You'd be hard-pressed to find a hotel room that doesn't at least have a chair in it. When done at the appropriate intensity, which should hover around 8 on a scale of 1-10, the following 12 exercises, which are outlined in the report, equate to doing a long run and a weight-training session. The exercises are ideally done in the following order, as this allows for opposing muscle groups to alternate between resting and working in each subsequent exercise.
Research has shown that as little as three minutes of HIIT per week for four weeks can improve your insulin sensitivity by 24 percent. You can also experiment with some plyometrics, super sets, interval cardio, and other workout shortcuts.

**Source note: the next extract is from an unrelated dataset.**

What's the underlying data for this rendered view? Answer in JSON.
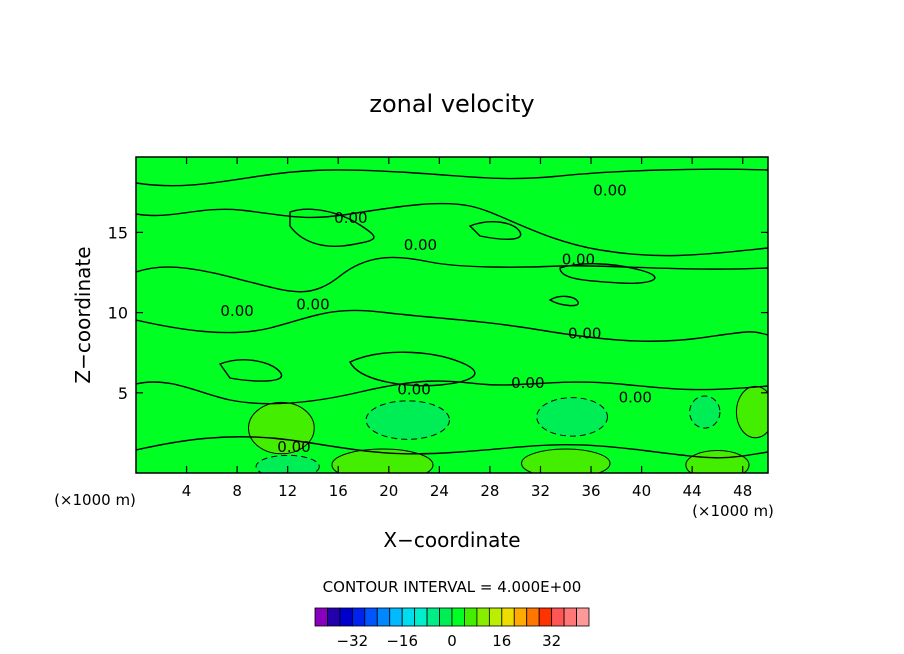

Bodyweight exercises have the advantage of being very flexible and convenient, requiring no equipment or special place or schedule, and the price is right—they're free! Mountain climbers, burpees, and countless variations of push-ups, pull-ups, and squats are some of the hardest bodyweight exercises you'll find, but you can weave them into even the busiest of days.
Finally, remember that even though you need only a relatively short period of high-intensity activity each week, this doesn't mean you should spend the rest of your time sedentary. The more active you stay during your non-exercise hours the better.